Monday, Apr. 20, 1942
Spring Has Come
The music was by Stravinsky, the choregraphy by Balanchine, the costumes by Norman Bel Geddes. But New Yorkers weren't swooning over a new ballet; they were in Madison Square Garden watching 50 elephants in pink panties cavort at The Circus. They were gaping at bright blue and red tanbark, girl rope climbers who looked like Ziegfeld chorines, wedding-cake beautifications, Peter Arno drawings in the programs, refreshments passed on china platters. If they were old or sentimental enough, they were wondering what had become of the pink lemonade, the gold-toothed lady bareback rider, the gaudy, dirty, bewildering oldtime magic.
But though the Ringling Bros, and Barnum & Bailey show has traded atmosphere for oomph, its exhibits are much the same as ever. There are no longer any tumbling Japs; but 600-lb., 12-year-old Gargantua is still on display in the basement. The sad, crummy-looking clowns still provoke mirth.
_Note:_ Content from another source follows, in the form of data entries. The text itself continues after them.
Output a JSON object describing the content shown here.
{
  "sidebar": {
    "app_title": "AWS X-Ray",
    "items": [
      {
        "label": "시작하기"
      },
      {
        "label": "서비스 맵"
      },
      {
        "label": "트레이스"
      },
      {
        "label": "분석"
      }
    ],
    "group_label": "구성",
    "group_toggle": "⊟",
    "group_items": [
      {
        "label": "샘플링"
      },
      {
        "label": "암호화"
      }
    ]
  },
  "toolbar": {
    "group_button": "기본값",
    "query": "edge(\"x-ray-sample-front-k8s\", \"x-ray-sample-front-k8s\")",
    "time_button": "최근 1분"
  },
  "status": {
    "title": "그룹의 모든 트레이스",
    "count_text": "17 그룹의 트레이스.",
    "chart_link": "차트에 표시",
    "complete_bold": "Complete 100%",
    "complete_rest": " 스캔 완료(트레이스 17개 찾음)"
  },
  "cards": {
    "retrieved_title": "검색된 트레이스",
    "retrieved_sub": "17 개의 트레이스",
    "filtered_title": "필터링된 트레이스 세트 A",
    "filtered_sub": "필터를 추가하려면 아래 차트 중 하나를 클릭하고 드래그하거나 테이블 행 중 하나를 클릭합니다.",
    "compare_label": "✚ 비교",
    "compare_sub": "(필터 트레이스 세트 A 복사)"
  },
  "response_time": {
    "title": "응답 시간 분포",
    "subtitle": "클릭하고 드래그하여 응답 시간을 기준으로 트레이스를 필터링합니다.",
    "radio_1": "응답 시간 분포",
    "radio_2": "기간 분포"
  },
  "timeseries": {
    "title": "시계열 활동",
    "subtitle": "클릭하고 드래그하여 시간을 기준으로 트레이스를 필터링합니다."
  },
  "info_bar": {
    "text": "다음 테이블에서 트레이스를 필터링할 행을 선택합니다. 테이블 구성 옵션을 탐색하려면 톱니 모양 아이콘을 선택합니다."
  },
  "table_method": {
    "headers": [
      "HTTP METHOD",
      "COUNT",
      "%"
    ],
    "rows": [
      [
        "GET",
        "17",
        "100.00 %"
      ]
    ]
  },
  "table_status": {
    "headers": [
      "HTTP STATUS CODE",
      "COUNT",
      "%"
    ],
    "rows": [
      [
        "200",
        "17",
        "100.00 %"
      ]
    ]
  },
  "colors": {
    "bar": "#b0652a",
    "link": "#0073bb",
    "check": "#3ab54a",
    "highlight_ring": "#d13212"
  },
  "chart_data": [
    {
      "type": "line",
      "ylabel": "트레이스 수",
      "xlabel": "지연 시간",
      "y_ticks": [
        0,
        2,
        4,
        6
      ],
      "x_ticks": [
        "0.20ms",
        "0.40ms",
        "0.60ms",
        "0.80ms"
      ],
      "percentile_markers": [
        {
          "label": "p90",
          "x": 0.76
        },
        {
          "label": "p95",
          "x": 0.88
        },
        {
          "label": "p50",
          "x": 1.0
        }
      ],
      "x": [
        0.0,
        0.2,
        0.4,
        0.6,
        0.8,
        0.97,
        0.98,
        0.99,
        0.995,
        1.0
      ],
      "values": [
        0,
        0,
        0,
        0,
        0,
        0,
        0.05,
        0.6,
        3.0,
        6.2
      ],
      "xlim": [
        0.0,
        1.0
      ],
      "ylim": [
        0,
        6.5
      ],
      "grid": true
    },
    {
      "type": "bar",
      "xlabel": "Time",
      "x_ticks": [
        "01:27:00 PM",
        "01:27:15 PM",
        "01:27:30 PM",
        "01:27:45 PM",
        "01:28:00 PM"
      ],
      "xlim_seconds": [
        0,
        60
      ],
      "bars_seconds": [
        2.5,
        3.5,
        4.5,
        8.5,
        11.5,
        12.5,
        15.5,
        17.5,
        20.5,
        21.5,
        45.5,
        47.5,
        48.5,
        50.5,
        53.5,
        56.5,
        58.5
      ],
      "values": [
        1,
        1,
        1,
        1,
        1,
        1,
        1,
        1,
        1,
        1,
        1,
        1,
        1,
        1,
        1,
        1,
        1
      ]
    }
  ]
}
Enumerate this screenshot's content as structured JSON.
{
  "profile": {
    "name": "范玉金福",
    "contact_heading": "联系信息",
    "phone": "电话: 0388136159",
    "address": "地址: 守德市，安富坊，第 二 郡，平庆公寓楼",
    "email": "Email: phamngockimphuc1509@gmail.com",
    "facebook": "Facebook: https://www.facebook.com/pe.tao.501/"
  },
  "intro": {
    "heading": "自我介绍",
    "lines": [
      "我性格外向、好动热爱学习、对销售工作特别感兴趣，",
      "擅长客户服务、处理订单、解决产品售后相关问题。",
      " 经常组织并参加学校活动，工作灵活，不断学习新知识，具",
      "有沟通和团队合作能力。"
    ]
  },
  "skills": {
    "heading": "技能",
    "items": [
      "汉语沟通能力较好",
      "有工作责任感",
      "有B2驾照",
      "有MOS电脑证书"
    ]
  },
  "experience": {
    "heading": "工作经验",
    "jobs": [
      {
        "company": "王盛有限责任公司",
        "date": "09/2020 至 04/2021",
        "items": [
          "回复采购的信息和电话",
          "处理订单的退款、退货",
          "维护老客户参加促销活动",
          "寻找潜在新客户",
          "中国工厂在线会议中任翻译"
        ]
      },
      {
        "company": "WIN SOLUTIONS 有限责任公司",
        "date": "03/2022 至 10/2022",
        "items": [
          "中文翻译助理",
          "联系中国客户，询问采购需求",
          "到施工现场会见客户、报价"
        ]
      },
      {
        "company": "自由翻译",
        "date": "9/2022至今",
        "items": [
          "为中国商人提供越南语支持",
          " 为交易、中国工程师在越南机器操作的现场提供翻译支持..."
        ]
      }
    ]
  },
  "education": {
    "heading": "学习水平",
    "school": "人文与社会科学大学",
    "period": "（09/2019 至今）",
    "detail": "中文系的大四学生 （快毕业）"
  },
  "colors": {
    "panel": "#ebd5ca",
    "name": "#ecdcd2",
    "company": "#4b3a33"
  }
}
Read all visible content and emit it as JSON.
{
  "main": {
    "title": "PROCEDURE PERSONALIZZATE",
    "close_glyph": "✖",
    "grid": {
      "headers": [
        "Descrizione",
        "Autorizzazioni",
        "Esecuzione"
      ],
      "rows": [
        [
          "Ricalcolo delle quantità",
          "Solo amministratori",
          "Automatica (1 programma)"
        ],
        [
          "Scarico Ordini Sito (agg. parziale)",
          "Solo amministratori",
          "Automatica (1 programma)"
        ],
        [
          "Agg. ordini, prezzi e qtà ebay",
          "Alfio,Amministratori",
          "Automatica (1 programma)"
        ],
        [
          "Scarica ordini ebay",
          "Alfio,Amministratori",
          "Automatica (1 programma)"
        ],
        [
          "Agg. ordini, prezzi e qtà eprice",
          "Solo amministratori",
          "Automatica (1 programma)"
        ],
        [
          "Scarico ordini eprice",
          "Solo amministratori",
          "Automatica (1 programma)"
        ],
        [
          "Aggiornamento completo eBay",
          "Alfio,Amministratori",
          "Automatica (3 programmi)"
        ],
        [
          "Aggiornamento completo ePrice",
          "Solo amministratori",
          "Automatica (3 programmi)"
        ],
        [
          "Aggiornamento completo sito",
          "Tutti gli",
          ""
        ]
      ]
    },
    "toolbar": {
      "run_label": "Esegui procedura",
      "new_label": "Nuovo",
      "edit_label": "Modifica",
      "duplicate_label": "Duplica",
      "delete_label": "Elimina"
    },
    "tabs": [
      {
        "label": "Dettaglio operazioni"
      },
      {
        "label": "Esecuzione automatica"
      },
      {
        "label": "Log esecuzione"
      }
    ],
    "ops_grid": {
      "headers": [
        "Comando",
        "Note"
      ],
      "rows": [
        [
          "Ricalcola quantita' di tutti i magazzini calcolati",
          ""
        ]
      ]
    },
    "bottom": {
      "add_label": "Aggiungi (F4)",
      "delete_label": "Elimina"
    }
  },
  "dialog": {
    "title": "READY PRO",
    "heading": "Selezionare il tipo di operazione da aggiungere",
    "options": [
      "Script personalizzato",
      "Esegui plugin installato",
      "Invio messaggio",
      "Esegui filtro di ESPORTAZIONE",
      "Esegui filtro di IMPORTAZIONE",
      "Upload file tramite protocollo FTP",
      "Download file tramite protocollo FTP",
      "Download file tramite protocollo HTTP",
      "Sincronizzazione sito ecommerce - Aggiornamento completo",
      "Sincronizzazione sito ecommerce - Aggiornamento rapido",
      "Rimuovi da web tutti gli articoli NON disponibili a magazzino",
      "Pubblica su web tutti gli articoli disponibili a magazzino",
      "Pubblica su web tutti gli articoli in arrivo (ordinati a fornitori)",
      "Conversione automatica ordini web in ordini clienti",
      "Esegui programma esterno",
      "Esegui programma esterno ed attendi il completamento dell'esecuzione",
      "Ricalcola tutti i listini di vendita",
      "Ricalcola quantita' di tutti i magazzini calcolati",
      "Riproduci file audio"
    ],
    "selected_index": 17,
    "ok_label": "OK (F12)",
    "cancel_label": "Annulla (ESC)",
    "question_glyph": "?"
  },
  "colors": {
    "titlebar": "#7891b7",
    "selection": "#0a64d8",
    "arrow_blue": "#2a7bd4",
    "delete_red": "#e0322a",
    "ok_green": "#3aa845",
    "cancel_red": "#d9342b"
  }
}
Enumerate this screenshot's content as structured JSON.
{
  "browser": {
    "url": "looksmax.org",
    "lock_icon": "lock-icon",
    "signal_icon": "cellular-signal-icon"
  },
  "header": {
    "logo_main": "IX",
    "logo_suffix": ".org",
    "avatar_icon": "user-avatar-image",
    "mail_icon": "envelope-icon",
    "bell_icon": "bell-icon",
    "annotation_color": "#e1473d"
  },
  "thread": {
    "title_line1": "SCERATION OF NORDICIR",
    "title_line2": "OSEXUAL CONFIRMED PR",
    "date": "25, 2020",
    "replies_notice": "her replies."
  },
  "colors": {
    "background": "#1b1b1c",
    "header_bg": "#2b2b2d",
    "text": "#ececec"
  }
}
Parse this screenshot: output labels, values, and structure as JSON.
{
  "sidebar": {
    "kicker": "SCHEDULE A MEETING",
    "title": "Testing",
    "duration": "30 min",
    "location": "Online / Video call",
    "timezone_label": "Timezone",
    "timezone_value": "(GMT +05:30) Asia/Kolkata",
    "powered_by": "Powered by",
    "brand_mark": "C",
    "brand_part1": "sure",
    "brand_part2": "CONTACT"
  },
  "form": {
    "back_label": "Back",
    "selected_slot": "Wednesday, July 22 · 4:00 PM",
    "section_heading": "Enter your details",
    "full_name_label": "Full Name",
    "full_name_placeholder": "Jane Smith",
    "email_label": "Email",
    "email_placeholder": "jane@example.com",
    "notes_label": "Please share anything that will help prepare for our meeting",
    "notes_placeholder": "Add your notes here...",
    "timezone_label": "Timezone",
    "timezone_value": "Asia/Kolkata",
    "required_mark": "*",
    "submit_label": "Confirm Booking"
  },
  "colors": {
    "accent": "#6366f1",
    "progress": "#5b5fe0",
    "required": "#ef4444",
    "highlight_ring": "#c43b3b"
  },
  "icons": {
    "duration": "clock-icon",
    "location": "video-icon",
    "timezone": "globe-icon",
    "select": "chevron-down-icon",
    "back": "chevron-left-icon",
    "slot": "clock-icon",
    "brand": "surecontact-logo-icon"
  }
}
Massimilliano Truzzi still juggles flaming torches; the Wallendas ride a bicycle tandem on the high wire; the Flying Concellos do their breathless, double-and-triple-somersault flying leaps; the lions & tigers look simultaneously ferocious and bored; the trained seals render My Country, 'Tis of Thee; and the band still blares & blares, making all its half-hundred numbers sound exactly like the one by Stravinsky.